7.  His ability to embrace the world around him.  There is nothing too small to catch his attention, no one insignificant enough to not deserve a wave, a hello, or, if there's time, a full description of whatever his brain is working on at that very minute.

6.  His ability to live in each minute.  I get frustrated when he's reluctant to move on to the next thing, but in those few times that I've remembered to slow myself down and try to see what he sees, I've had the rare opportunity to understand why.  Each and every moment, each and every thing is filled with infinite possibilities.  How can you tear yourself away from all of that?

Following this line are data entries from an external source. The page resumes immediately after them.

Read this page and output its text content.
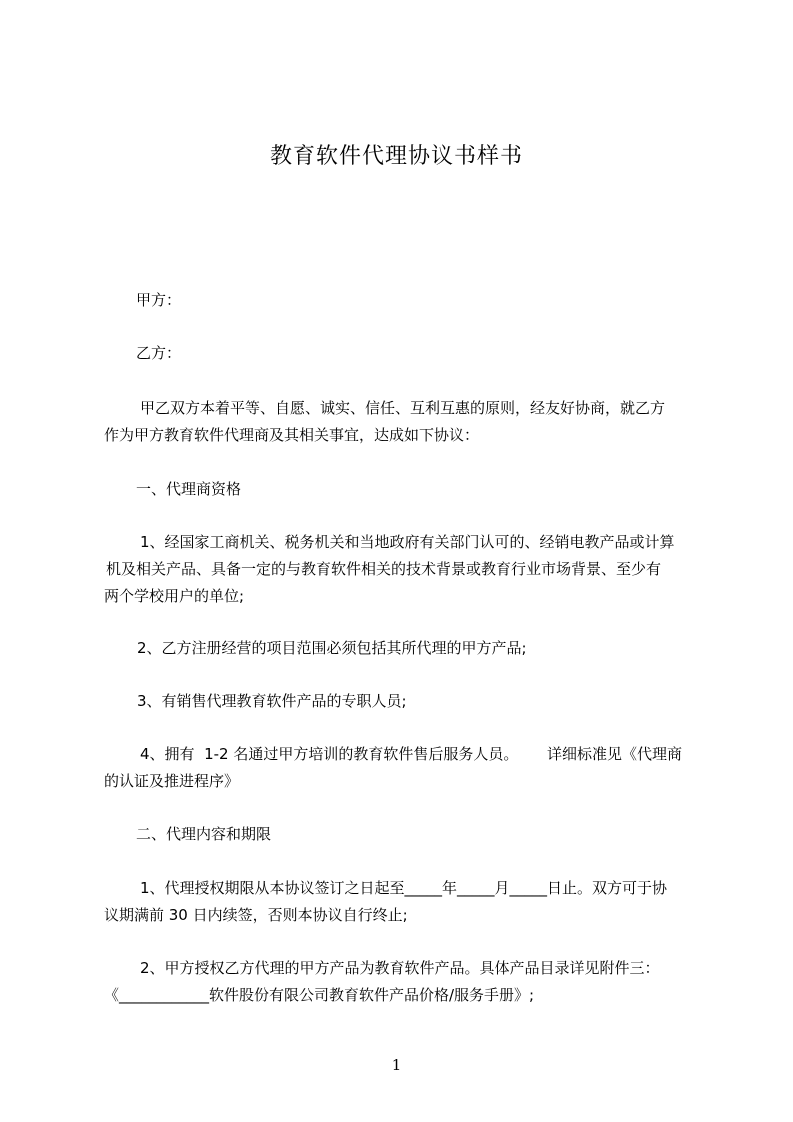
教育软件代理协议书样书
甲方：
乙方：
甲乙双方本着平等、自愿、诚实、信任、互利互惠的原则，经友好协商，就乙方
作为甲方教育软件代理商及其相关事宜，达成如下协议：
一、代理商资格
1、经国家工商机关、税务机关和当地政府有关部门认可的、经销电教产品或计算
机及相关产品、具备一定的与教育软件相关的技术背景或教育行业市场背景、至少有
两个学校用户的单位;
2、乙方注册经营的项目范围必须包括其所代理的甲方产品;
3、有销售代理教育软件产品的专职人员;
4、拥有  1-2 名通过甲方培训的教育软件售后服务人员。      详细标准见《代理商
的认证及推进程序》
二、代理内容和期限
1、代理授权期限从本协议签订之日起至_____年_____月_____日止。双方可于协
议期满前 30 日内续签，否则本协议自行终止;
2、甲方授权乙方代理的甲方产品为教育软件产品。具体产品目录详见附件三：
《____________软件股份有限公司教育软件产品价格/服务手册》;
1
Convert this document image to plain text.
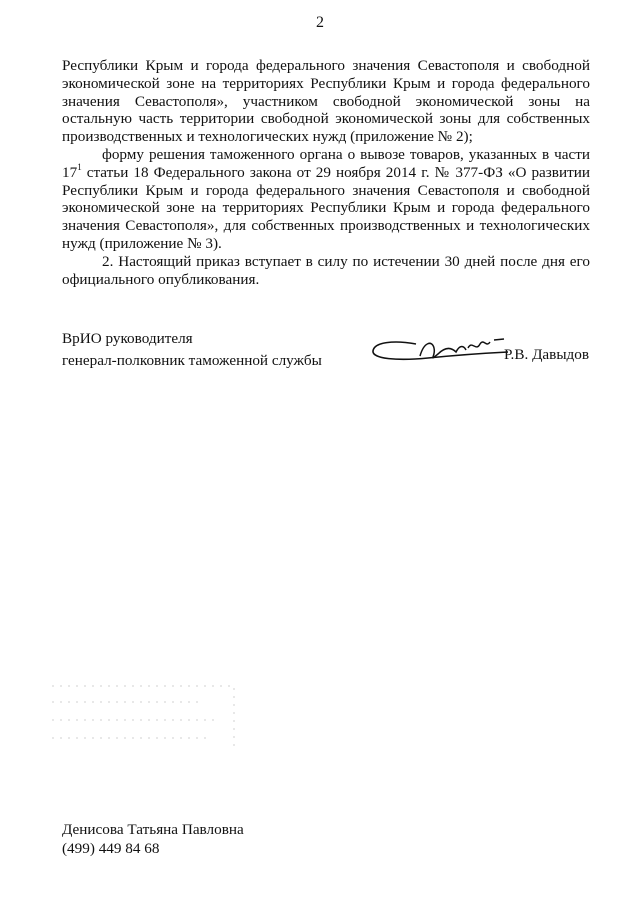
2

Республики Крым и города федерального значения Севастополя и свободной экономической зоне на территориях Республики Крым и города федерального значения Севастополя», участником свободной экономической зоны на остальную часть территории свободной экономической зоны для собственных производственных и технологических нужд (приложение № 2);

форму решения таможенного органа о вывозе товаров, указанных в части $17^1$ статьи 18 Федерального закона от 29 ноября 2014 г. № 377-ФЗ «О развитии Республики Крым и города федерального значения Севастополя и свободной экономической зоне на территориях Республики Крым и города федерального значения Севастополя», для собственных производственных и технологических нужд (приложение № 3).

2. Настоящий приказ вступает в силу по истечении 30 дней после дня его официального опубликования.

ВрИО руководителя
генерал-полковник таможенной службы	Р.В. Давыдов
Денисова Татьяна Павловна
(499) 449 84 68
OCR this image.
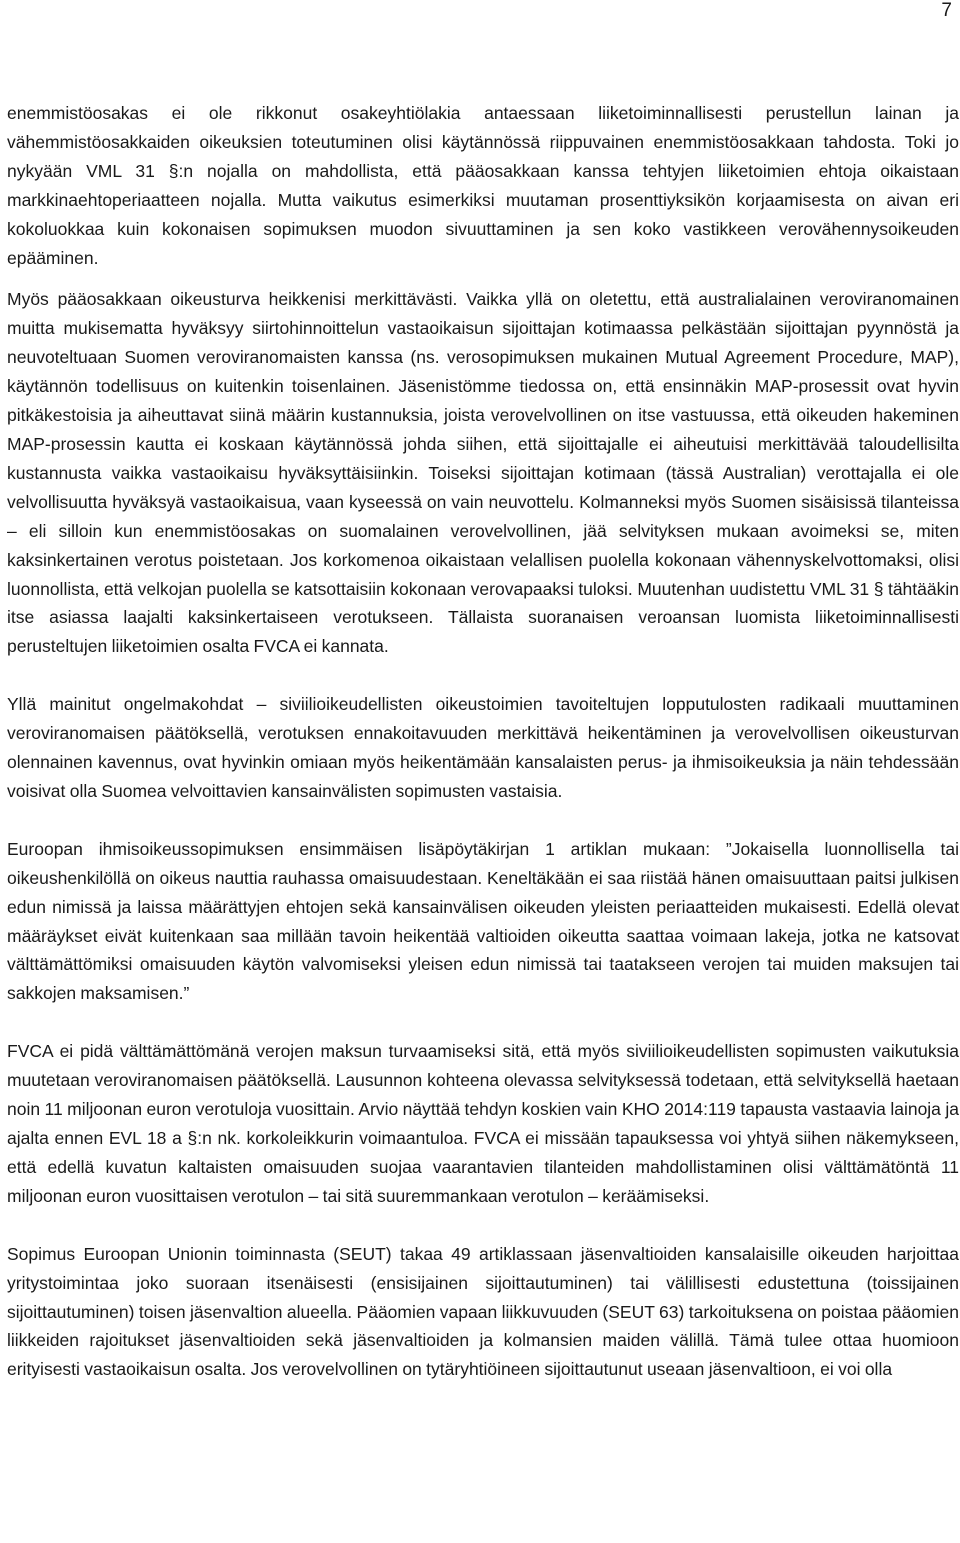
7

enemmistöosakas ei ole rikkonut osakeyhtiölakia antaessaan liiketoiminnallisesti perustellun lainan ja vähemmistöosakkaiden oikeuksien toteutuminen olisi käytännössä riippuvainen enemmistöosakkaan tahdosta. Toki jo nykyään VML 31 §:n nojalla on mahdollista, että pääosakkaan kanssa tehtyjen liiketoimien ehtoja oikaistaan markkinaehtoperiaatteen nojalla. Mutta vaikutus esimerkiksi muutaman prosenttiyksikön korjaamisesta on aivan eri kokoluokkaa kuin kokonaisen sopimuksen muodon sivuuttaminen ja sen koko vastikkeen verovähennysoikeuden epääminen.

Myös pääosakkaan oikeusturva heikkenisi merkittävästi. Vaikka yllä on oletettu, että australialainen veroviranomainen muitta mukisematta hyväksyy siirtohinnoittelun vastaoikaisun sijoittajan kotimaassa pelkästään sijoittajan pyynnöstä ja neuvoteltuaan Suomen veroviranomaisten kanssa (ns. verosopimuksen mukainen Mutual Agreement Procedure, MAP), käytännön todellisuus on kuitenkin toisenlainen. Jäsenistömme tiedossa on, että ensinnäkin MAP-prosessit ovat hyvin pitkäkestoisia ja aiheuttavat siinä määrin kustannuksia, joista verovelvollinen on itse vastuussa, että oikeuden hakeminen MAP-prosessin kautta ei koskaan käytännössä johda siihen, että sijoittajalle ei aiheutuisi merkittävää taloudellisilta kustannusta vaikka vastaoikaisu hyväksyttäisiinkin. Toiseksi sijoittajan kotimaan (tässä Australian) verottajalla ei ole velvollisuutta hyväksyä vastaoikaisua, vaan kyseessä on vain neuvottelu. Kolmanneksi myös Suomen sisäisissä tilanteissa – eli silloin kun enemmistöosakas on suomalainen verovelvollinen, jää selvityksen mukaan avoimeksi se, miten kaksinkertainen verotus poistetaan. Jos korkomenoa oikaistaan velallisen puolella kokonaan vähennyskelvottomaksi, olisi luonnollista, että velkojan puolella se katsottaisiin kokonaan verovapaaksi tuloksi. Muutenhan uudistettu VML 31 § tähtääkin itse asiassa laajalti kaksinkertaiseen verotukseen. Tällaista suoranaisen veroansan luomista liiketoiminnallisesti perusteltujen liiketoimien osalta FVCA ei kannata.

Yllä mainitut ongelmakohdat – siviilioikeudellisten oikeustoimien tavoiteltujen lopputulosten radikaali muuttaminen veroviranomaisen päätöksellä, verotuksen ennakoitavuuden merkittävä heikentäminen ja verovelvollisen oikeusturvan olennainen kavennus, ovat hyvinkin omiaan myös heikentämään kansalaisten perus- ja ihmisoikeuksia ja näin tehdessään voisivat olla Suomea velvoittavien kansainvälisten sopimusten vastaisia.

Euroopan ihmisoikeussopimuksen ensimmäisen lisäpöytäkirjan 1 artiklan mukaan: ”Jokaisella luonnollisella tai oikeushenkilöllä on oikeus nauttia rauhassa omaisuudestaan. Keneltäkään ei saa riistää hänen omaisuuttaan paitsi julkisen edun nimissä ja laissa määrättyjen ehtojen sekä kansainvälisen oikeuden yleisten periaatteiden mukaisesti. Edellä olevat määräykset eivät kuitenkaan saa millään tavoin heikentää valtioiden oikeutta saattaa voimaan lakeja, jotka ne katsovat välttämättömiksi omaisuuden käytön valvomiseksi yleisen edun nimissä tai taatakseen verojen tai muiden maksujen tai sakkojen maksamisen.”

FVCA ei pidä välttämättömänä verojen maksun turvaamiseksi sitä, että myös siviilioikeudellisten sopimusten vaikutuksia muutetaan veroviranomaisen päätöksellä. Lausunnon kohteena olevassa selvityksessä todetaan, että selvityksellä haetaan noin 11 miljoonan euron verotuloja vuosittain. Arvio näyttää tehdyn koskien vain KHO 2014:119 tapausta vastaavia lainoja ja ajalta ennen EVL 18 a §:n nk. korkoleikkurin voimaantuloa. FVCA ei missään tapauksessa voi yhtyä siihen näkemykseen, että edellä kuvatun kaltaisten omaisuuden suojaa vaarantavien tilanteiden mahdollistaminen olisi välttämätöntä 11 miljoonan euron vuosittaisen verotulon – tai sitä suuremmankaan verotulon – keräämiseksi.

Sopimus Euroopan Unionin toiminnasta (SEUT) takaa 49 artiklassaan jäsenvaltioiden kansalaisille oikeuden harjoittaa yritystoimintaa joko suoraan itsenäisesti (ensisijainen sijoittautuminen) tai välillisesti edustettuna (toissijainen sijoittautuminen) toisen jäsenvaltion alueella. Pääomien vapaan liikkuvuuden (SEUT 63) tarkoituksena on poistaa pääomien liikkeiden rajoitukset jäsenvaltioiden sekä jäsenvaltioiden ja kolmansien maiden välillä. Tämä tulee ottaa huomioon erityisesti vastaoikaisun osalta. Jos verovelvollinen on tytäryhtiöineen sijoittautunut useaan jäsenvaltioon, ei voi olla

5.  No grudges.  He will hate you with every fiber of his being one minute, but when that moment has passed, it is truly a thing of the past.  

4.  Persistence.  If he is motivated, there is no such thing as not enough time.  He will take pieces of his latest project with him wherever he goes in the house and it'd be unsusal to NOT find bits and pieces of this and that in the washer as I change out the laundry.  His brain is always working, whether his fingers are moving in congruence with his thoughts or not.

3.  Sense of humour.  Sure, it's still developing (so we get a lot of fart jokes.  A LOT of fart jokes!).  He likes to see other people laugh and there are times, more and more frequently, when his comedic timing is so precise you'd think he'd been rehearsing!

2.  Effortless forgiveness.  I suppose this is related to #5, but there is more to it.  Being able to accept an apology is, perhaps, as valuable a skill as being able to give one.  If you've messed up and want to say "I'm sorry"?  He listens.  He accepts.  He truly means it when he says "That's okay, I know you will try to,do better."  And then he moves on.

1.  No mind games.  There is no subtext, no hidden agenda.  What you see is what you get, he feels how he feels and wants what he wants, no dressing it up or down for the present audience.  He treats everyone the same, regardless of age, title, or status.  


I would do well to come back and revisit this list (and add on to it) every time I feel like I'm at the edge of my sanity.